Le majordome revint quelques minutes plus tard pour les guider tous les trois dans la chambre à coucher. Au centre de la pièce, éclairée par quelques chandeliers aux flammes vacillantes, se trouvait un grand lit à baldaquin dont les rideaux avaient été écartés. L'homme qui y était alité était déjà redressé, le dos soutenu par de gros coussins, prêt à recevoir ses invités. Son regard se posa d'abord sur Nevra, son expression apparemment satisfaite, puis il plissa les yeux en direction de Rena, un sourire méprisant se dessinant sur ses lèvres livides.
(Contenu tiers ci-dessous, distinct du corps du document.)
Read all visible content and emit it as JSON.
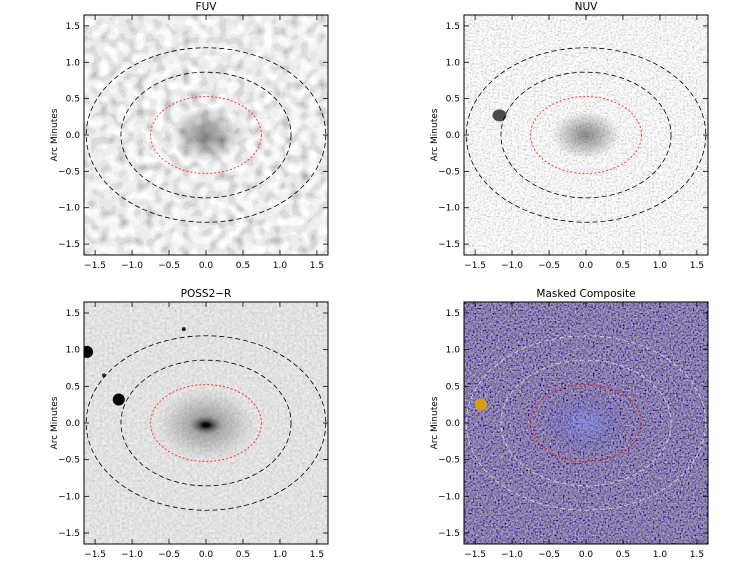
{
  "figure": {
    "panels": [
      {
        "title": "FUV",
        "ylabel": "Arc Minutes",
        "style": "fuv",
        "axis_range": [
          -1.65,
          1.65
        ],
        "x_ticks": [
          "-1.5",
          "-1.0",
          "-0.5",
          "0.0",
          "0.5",
          "1.0",
          "1.5"
        ],
        "y_ticks": [
          "1.5",
          "1.0",
          "0.5",
          "0.0",
          "-0.5",
          "-1.0",
          "-1.5"
        ],
        "inner_ellipse_color": "#ff3b3b",
        "outer_ellipse_color": "#000000"
      },
      {
        "title": "NUV",
        "ylabel": "Arc Minutes",
        "style": "nuv",
        "axis_range": [
          -1.65,
          1.65
        ],
        "x_ticks": [
          "-1.5",
          "-1.0",
          "-0.5",
          "0.0",
          "0.5",
          "1.0",
          "1.5"
        ],
        "y_ticks": [
          "1.5",
          "1.0",
          "0.5",
          "0.0",
          "-0.5",
          "-1.0",
          "-1.5"
        ],
        "inner_ellipse_color": "#ff3b3b",
        "outer_ellipse_color": "#000000"
      },
      {
        "title": "POSS2−R",
        "ylabel": "Arc Minutes",
        "style": "poss",
        "axis_range": [
          -1.65,
          1.65
        ],
        "x_ticks": [
          "-1.5",
          "-1.0",
          "-0.5",
          "0.0",
          "0.5",
          "1.0",
          "1.5"
        ],
        "y_ticks": [
          "1.5",
          "1.0",
          "0.5",
          "0.0",
          "-0.5",
          "-1.0",
          "-1.5"
        ],
        "inner_ellipse_color": "#ff3b3b",
        "outer_ellipse_color": "#000000"
      },
      {
        "title": "Masked Composite",
        "ylabel": "Arc Minutes",
        "style": "composite",
        "axis_range": [
          -1.65,
          1.65
        ],
        "x_ticks": [
          "-1.5",
          "-1.0",
          "-0.5",
          "0.0",
          "0.5",
          "1.0",
          "1.5"
        ],
        "y_ticks": [
          "1.5",
          "1.0",
          "0.5",
          "0.0",
          "-0.5",
          "-1.0",
          "-1.5"
        ],
        "inner_ellipse_color": "#d42020",
        "outer_ellipse_color": "#d8d8d8"
      }
    ]
  }
}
C’était un vieillard à l’âge inestimable dont la silhouette décharnée tenait plus du mort que du vivant. Ses joues étaient creusées par la maladie. Ses yeux d'un rouge pâle et terne, presque rosé, étaient enfoncés dans leurs orbites, et il avait perdu une bonne partie de ses cheveux gris clair. Patte-Folle avait dit vrai, il était mourant.
— Oberon, tu peux disposer, dit-il en congédiant son majordome d'un geste de la main qui le fit grimacer.
Nevra avait remarqué qu'il gardait son bras droit dissimulé sous les couvertures.
— Vous vouliez me voir, je suis là maintenant. Qu'est-ce que vous voulez ?
— Tu as l'insolence de ton père, renifla son grand-père avec dédain.
— Vous m'avez fait venir ici tout en sachant que je n'ai aucune loyauté ni aucun amour pour vous, pourquoi ?
— Parce que mes jours sont comptés sans toi. Tu es mon dernier espoir.
Il rejeta les couvertures en arrière puis, lentement, il commença à retirer les bandelettes qui entouraient son bras totalement nécrosé dont émanait une odeur de putréfaction à faire tourner de l'œil l'odorat le moins développé. La chair était rongée depuis le bout des doigts qui n'étaient plus que des os blancs, et des pans entiers de tissus morts prêts à se détacher pendaient le long du membre décrépi. Ainsi, même le terrifiant seigneur vampire était aux portes de la mort. Une mort lente et douloureuse. Nevra n’avait aucune sympathie pour le vieil homme. Ce qu’il redoutait en revanche, c’était la raison pour laquelle son grand-père tenait tant à le voir. Ce n’était clairement pas pour lui léguer toute sa fortune, et il commençait à se faire une idée de la véritable raison de sa présence en ces lieux, ce qui ne lui plaisait pas du tout.